Hubble Telescope Views Remnants of a Dead Star

Hubble Views Remnants of a Dead Star DEM L316A

This newly released Hubble image captures the remnants of a long-dead star. These rippling wisps of ionized gas, named DEM L316A, are located some 160,000 light-years away within one of the Milky Way’s closest galactic neighbors — the Large Magellanic Cloud (LMC).

The explosion that formed DEM L316A was an example of an especially energetic and bright variety of supernova, known as a Type Ia. Such supernova events are thought to occur when a white dwarf star steals more material than it can handle from a nearby companion, and becomes unbalanced. The result is a spectacular release of energy in the form of a bright, violent explosion, which ejects the star’s outer layers into the surrounding space at immense speeds. As this expelled gas travels through the interstellar material, it heats it up and ionise it, producing the faint glow that Hubble’s Wide Field Camera 3 has captured here.

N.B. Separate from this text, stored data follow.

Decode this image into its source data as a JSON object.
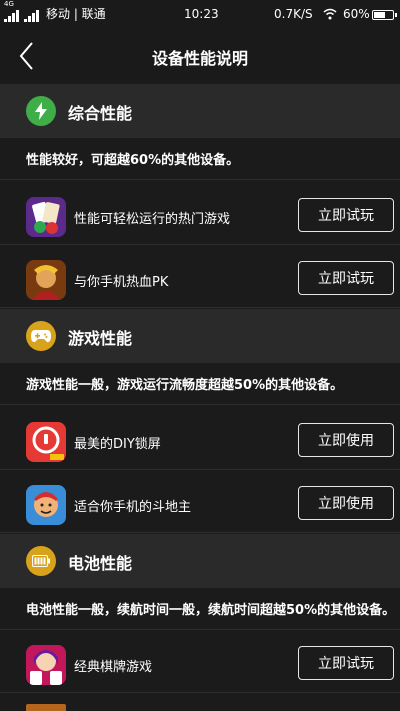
{
  "status_bar": {
    "network_type": "4G",
    "carrier": "移动 | 联通",
    "time": "10:23",
    "net_speed": "0.7K/S",
    "battery": "60%"
  },
  "header": {
    "title": "设备性能说明"
  },
  "sections": [
    {
      "title": "综合性能",
      "icon": "lightning-icon",
      "icon_color": "#3fae49",
      "description": "性能较好，可超越60%的其他设备。",
      "items": [
        {
          "label": "性能可轻松运行的热门游戏",
          "button": "立即试玩",
          "icon": "poker-game-icon"
        },
        {
          "label": "与你手机热血PK",
          "button": "立即试玩",
          "icon": "warrior-game-icon"
        }
      ]
    },
    {
      "title": "游戏性能",
      "icon": "gamepad-icon",
      "icon_color": "#d9a21b",
      "description": "游戏性能一般，游戏运行流畅度超越50%的其他设备。",
      "items": [
        {
          "label": "最美的DIY锁屏",
          "button": "立即使用",
          "icon": "lock-screen-app-icon"
        },
        {
          "label": "适合你手机的斗地主",
          "button": "立即使用",
          "icon": "doudizhu-game-icon"
        }
      ]
    },
    {
      "title": "电池性能",
      "icon": "battery-icon",
      "icon_color": "#d9a21b",
      "description": "电池性能一般，续航时间一般，续航时间超越50%的其他设备。",
      "items": [
        {
          "label": "经典棋牌游戏",
          "button": "立即试玩",
          "icon": "card-game-icon"
        }
      ]
    }
  ]
}
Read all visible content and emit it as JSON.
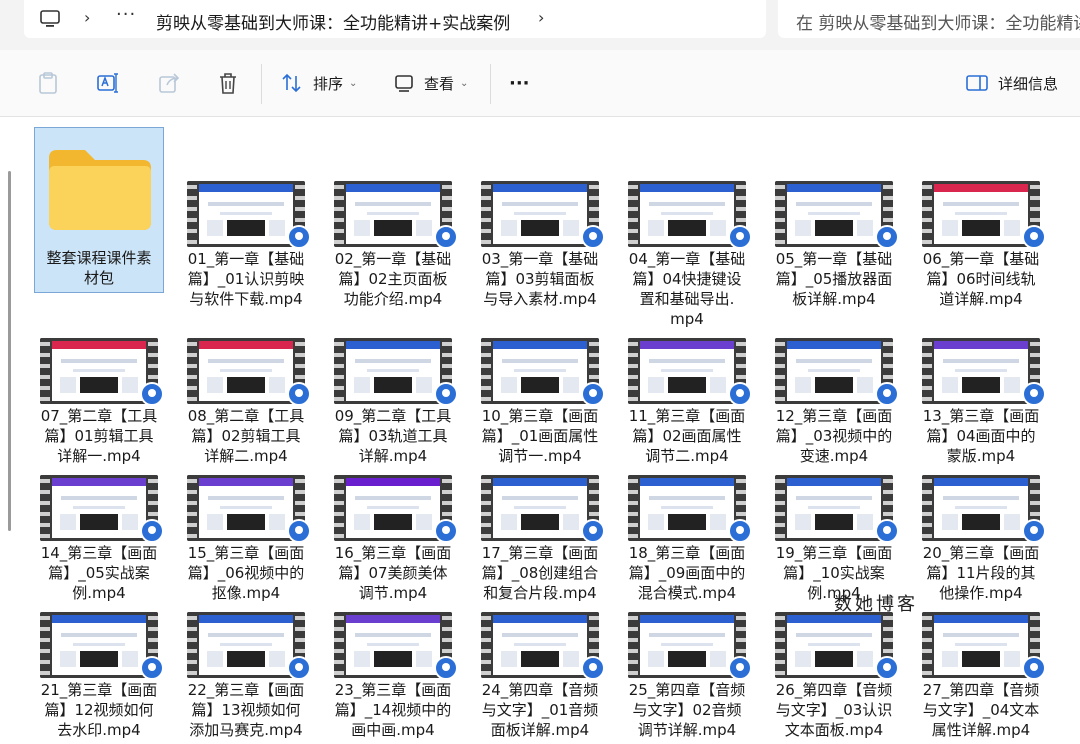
{
  "address_bar": {
    "chevron": "›",
    "ellipsis": "···",
    "path_title": "剪映从零基础到大师课：全功能精讲+实战案例",
    "search_placeholder": "在 剪映从零基础到大师课：全功能精讲+实战案例 中搜索"
  },
  "toolbar": {
    "sort_label": "排序",
    "view_label": "查看",
    "more_label": "···",
    "details_label": "详细信息"
  },
  "folder": {
    "name_line1": "整套课程课件素",
    "name_line2": "材包"
  },
  "files": [
    {
      "lines": [
        "01_第一章【基础",
        "篇】_01认识剪映",
        "与软件下载.mp4"
      ],
      "bar": "#2c5fd0"
    },
    {
      "lines": [
        "02_第一章【基础",
        "篇】02主页面板",
        "功能介绍.mp4"
      ],
      "bar": "#2c5fd0"
    },
    {
      "lines": [
        "03_第一章【基础",
        "篇】03剪辑面板",
        "与导入素材.mp4"
      ],
      "bar": "#2c5fd0"
    },
    {
      "lines": [
        "04_第一章【基础",
        "篇】04快捷键设",
        "置和基础导出.",
        "mp4"
      ],
      "bar": "#2c5fd0"
    },
    {
      "lines": [
        "05_第一章【基础",
        "篇】_05播放器面",
        "板详解.mp4"
      ],
      "bar": "#2c5fd0"
    },
    {
      "lines": [
        "06_第一章【基础",
        "篇】06时间线轨",
        "道详解.mp4"
      ],
      "bar": "#d8264f"
    },
    {
      "lines": [
        "07_第二章【工具",
        "篇】01剪辑工具",
        "详解一.mp4"
      ],
      "bar": "#d8264f"
    },
    {
      "lines": [
        "08_第二章【工具",
        "篇】02剪辑工具",
        "详解二.mp4"
      ],
      "bar": "#d8264f"
    },
    {
      "lines": [
        "09_第二章【工具",
        "篇】03轨道工具",
        "详解.mp4"
      ],
      "bar": "#2c5fd0"
    },
    {
      "lines": [
        "10_第三章【画面",
        "篇】_01画面属性",
        "调节一.mp4"
      ],
      "bar": "#2c5fd0"
    },
    {
      "lines": [
        "11_第三章【画面",
        "篇】02画面属性",
        "调节二.mp4"
      ],
      "bar": "#6a3fd0"
    },
    {
      "lines": [
        "12_第三章【画面",
        "篇】_03视频中的",
        "变速.mp4"
      ],
      "bar": "#2c5fd0"
    },
    {
      "lines": [
        "13_第三章【画面",
        "篇】04画面中的",
        "蒙版.mp4"
      ],
      "bar": "#6a3fd0"
    },
    {
      "lines": [
        "14_第三章【画面",
        "篇】_05实战案",
        "例.mp4"
      ],
      "bar": "#6a3fd0"
    },
    {
      "lines": [
        "15_第三章【画面",
        "篇】_06视频中的",
        "抠像.mp4"
      ],
      "bar": "#6a3fd0"
    },
    {
      "lines": [
        "16_第三章【画面",
        "篇】07美颜美体",
        "调节.mp4"
      ],
      "bar": "#6a1fcf"
    },
    {
      "lines": [
        "17_第三章【画面",
        "篇】_08创建组合",
        "和复合片段.mp4"
      ],
      "bar": "#2c5fd0"
    },
    {
      "lines": [
        "18_第三章【画面",
        "篇】_09画面中的",
        "混合模式.mp4"
      ],
      "bar": "#2c5fd0"
    },
    {
      "lines": [
        "19_第三章【画面",
        "篇】_10实战案",
        "例.mp4"
      ],
      "bar": "#2c5fd0"
    },
    {
      "lines": [
        "20_第三章【画面",
        "篇】11片段的其",
        "他操作.mp4"
      ],
      "bar": "#2c5fd0"
    },
    {
      "lines": [
        "21_第三章【画面",
        "篇】12视频如何",
        "去水印.mp4"
      ],
      "bar": "#2c5fd0"
    },
    {
      "lines": [
        "22_第三章【画面",
        "篇】13视频如何",
        "添加马赛克.mp4"
      ],
      "bar": "#2c5fd0"
    },
    {
      "lines": [
        "23_第三章【画面",
        "篇】_14视频中的",
        "画中画.mp4"
      ],
      "bar": "#6a3fd0"
    },
    {
      "lines": [
        "24_第四章【音频",
        "与文字】_01音频",
        "面板详解.mp4"
      ],
      "bar": "#2c5fd0"
    },
    {
      "lines": [
        "25_第四章【音频",
        "与文字】02音频",
        "调节详解.mp4"
      ],
      "bar": "#2c5fd0"
    },
    {
      "lines": [
        "26_第四章【音频",
        "与文字】_03认识",
        "文本面板.mp4"
      ],
      "bar": "#2c5fd0"
    },
    {
      "lines": [
        "27_第四章【音频",
        "与文字】_04文本",
        "属性详解.mp4"
      ],
      "bar": "#2c5fd0"
    }
  ],
  "watermark": "数她博客"
}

The LMC orbits the Milky Way as a satellite galaxy and is the fourth largest in our group of galaxies, the Local Group. DEM L316A is not alone in the LMC; Hubble came across another one in 2010 with SNR 0509, and in 2013 it snapped SNR 0519.

Credit: ESA/Hubble & NASA, Y. Chu

1 Comment on "Hubble Telescope Views Remnants of a Dead Star"

  1. Even some astronomers who do not work in the star formation area believe that this is a well-developed and almost complete subject. However, it is not. Star formation is one of the least comprehended phenomenon in astrophysics. Is there a general theory of star formation? No, there is not. There is a number of models based on computer simulations which include supersonic hydrodynamics with non-ideal MHD turbulence influenced by gravity. They include the line and continuum radiative processes of the energy transfer; a number of chemical processes with dissociation, recombination and ionization, with uncertain nomenclature of atoms and molecules, unknown magnetic fields and formation and destruction of dust particles. In addition there is macrophysics that is an environment in the molecular clouds, clumps and cores; inclusion in the multiple systems, collisions among stellar systems; jets and outflows; radiation pressure.